A James Gray deserves a big round of applause for being one of the very few who still dares to challenge the Hollywood mainstream with timeless films. Perhaps no one today has the ability to bring a film like "The Lost City of Z" to the big screen, except for big names like Tarantino and Scorsese, who have the ability to produce films on their own. Gray cannot do this, and for that reason, the birth of his latest work, which arrived to us as always with the title distorted to "Civiltà perduta", was complicated, with delays, problems on set, and distribution issues.
But why did Gray's latest film have trouble reaching theaters? James Gray is a tremendously classic director: he derives his style from great masters like Scorsese and Coppola and from the most classic of living American filmmakers, namely Eastwood. His early works, at least up to "We Own the Night," are condensations of noir and classicism. Gray, in short, offers little to today's audience: slow rhythms, old-fashioned editing, scripts that put action in the background. It seems like we've returned to the '70s, far from modern cinema with video game-like pace, quips, and trivialization of the cinematic medium (thank goodness there are still those who distance themselves from this degeneration). Now, Gray's last work was "C'era una volta a New York" (again, original title "The Immigrant"). A period piece set in pre-1929 disaster America. A vintage melodrama not quite memorable. An indigestible mishmash for those not familiar with past film construction. At the box office, an anticipated flop. What does he do 3 years later? He tries to bring another period film of over two hours to the big screen, recounting topographical journeys in Bolivia echoing the cadence of a Werner Herzog. In 2018. Madness. Again, knowing that the box office result would be disastrous. Naturally, that's how it went. Costing around 40 million, it only grossed 15.

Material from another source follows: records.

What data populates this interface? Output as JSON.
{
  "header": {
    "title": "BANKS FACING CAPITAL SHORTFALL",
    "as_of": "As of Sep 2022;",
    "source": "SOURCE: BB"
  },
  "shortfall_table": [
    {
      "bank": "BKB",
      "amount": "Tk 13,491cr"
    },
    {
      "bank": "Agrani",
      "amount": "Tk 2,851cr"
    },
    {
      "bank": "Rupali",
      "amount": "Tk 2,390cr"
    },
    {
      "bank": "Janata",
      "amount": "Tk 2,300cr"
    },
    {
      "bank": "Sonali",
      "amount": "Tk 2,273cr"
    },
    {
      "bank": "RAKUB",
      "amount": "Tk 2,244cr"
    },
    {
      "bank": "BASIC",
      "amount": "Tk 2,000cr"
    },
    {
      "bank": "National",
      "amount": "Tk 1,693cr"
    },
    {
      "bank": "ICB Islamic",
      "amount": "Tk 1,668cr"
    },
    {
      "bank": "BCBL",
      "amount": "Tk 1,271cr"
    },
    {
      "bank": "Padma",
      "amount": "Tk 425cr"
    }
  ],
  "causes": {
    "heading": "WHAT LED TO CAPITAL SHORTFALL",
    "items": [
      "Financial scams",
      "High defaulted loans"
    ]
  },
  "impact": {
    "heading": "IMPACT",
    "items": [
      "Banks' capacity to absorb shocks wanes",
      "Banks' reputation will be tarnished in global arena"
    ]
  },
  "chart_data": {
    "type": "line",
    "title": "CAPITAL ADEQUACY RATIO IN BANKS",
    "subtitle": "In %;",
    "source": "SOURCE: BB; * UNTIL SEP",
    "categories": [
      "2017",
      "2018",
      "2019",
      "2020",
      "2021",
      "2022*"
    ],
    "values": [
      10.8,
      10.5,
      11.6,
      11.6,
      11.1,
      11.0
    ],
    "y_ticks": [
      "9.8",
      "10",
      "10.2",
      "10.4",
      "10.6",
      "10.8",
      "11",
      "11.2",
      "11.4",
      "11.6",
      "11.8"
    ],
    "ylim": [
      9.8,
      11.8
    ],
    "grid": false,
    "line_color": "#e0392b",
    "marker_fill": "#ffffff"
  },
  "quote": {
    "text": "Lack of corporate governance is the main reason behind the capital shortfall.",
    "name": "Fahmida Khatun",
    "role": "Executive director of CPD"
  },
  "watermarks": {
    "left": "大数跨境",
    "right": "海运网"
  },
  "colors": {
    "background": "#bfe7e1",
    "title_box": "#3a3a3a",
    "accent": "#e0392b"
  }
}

England, early 1900s. Percy (Charlie Hunnam) is an army officer with a background in topographical and geographical studies. For him, career is important, but his plans are upended by the request to draw the correct borders between Bolivia and Brazil on the brink of a war for rubber control. It's also a way to restore his family's reputation, dishonored by his father. Reluctantly, he leaves. In the depths of the Amazon, he finds nature in its raw roughness and perhaps a city, a vestige of some ancient civilization. It's his "City of Z." The rest of his life will be the search for this "lost civilization."

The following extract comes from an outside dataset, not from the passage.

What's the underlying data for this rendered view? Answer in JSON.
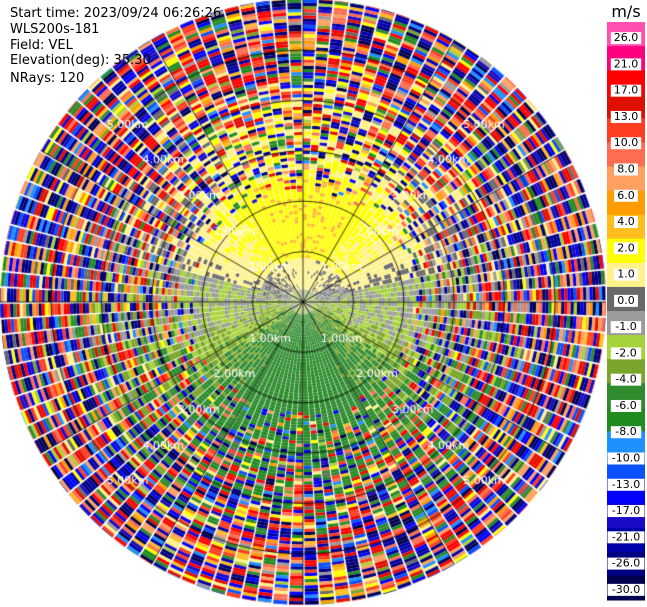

Gray's film is a work about escape and obsession. An escape from a backward United Kingdom, even in its scientific circles, an escape from himself and from a past that conditions Percy without having had a say in defining it. And then escape becomes obsession, a compulsive search for a reality that may or may not exist: Percy will go back and forth in the Amazon, in search of his obsession, fame, and destiny, as the seer will prophetically tell him before the Battle of the Somme during the Great War. Because Gray places these journeys within a broader gaze that also encompasses moments of return home, conflicts with his family, and his wife, a splendid Sienna Miller. This "coming and going," somewhat cutting the classic times that Gray uses, is perhaps the only true weak point in terms of filmic choice, "trivializing" the most interesting part, constituted precisely by the journeys in the Amazon, for obvious moments of screen time. This does not prevent the New York director from crafting a film that does not escape the dichotomic tension dear to his cinema and filmography: the one between the feelings towards the family that Percy is "forced" to leave each time, to the point of feeling like a failure in front of his children, and the drive towards freedom here in the form of the journey, discovery, escape from the "bigotry of the Church," from an England that 4 centuries after the discovery of the new continent still calls Latin American peoples "savages." A freedom that, however, will soon become obsessive and almost selfish compulsion.
Gray could only tell this journey of men through his style. The special effects are essentially zeroed out, and what recreates the pathos of those times is the splendid photography, as accurate as few others in films about the Amazon. By taking his time, Gray also has the opportunity to write a solid enough screenplay to support a very complex film. Never forgetting to balance the emotionality and visual architecture of the staging, the verisimilitude, and the historical reconstruction. The finale is deeply symbolic and closes the circularity of the film, in Percy’s journey and his personal quest, beyond hypothetical civilizations. Perhaps Percy was simply seeking his destiny.
Unspectacular, classic, timeless, "past," auteur epic, niche "Hollywood." "The Lost City of Z" is the pinnacle of James Gray's career, the film that makes me retract the final consideration I made for "C'era una volta a New York", when I didn't think he was capable of creating a film that could endure in the years to come. His latest film is a small gem of cinema that tries to withstand, touching the pathos reached by the great classics of the past. Indeed, it passed completely under the radar.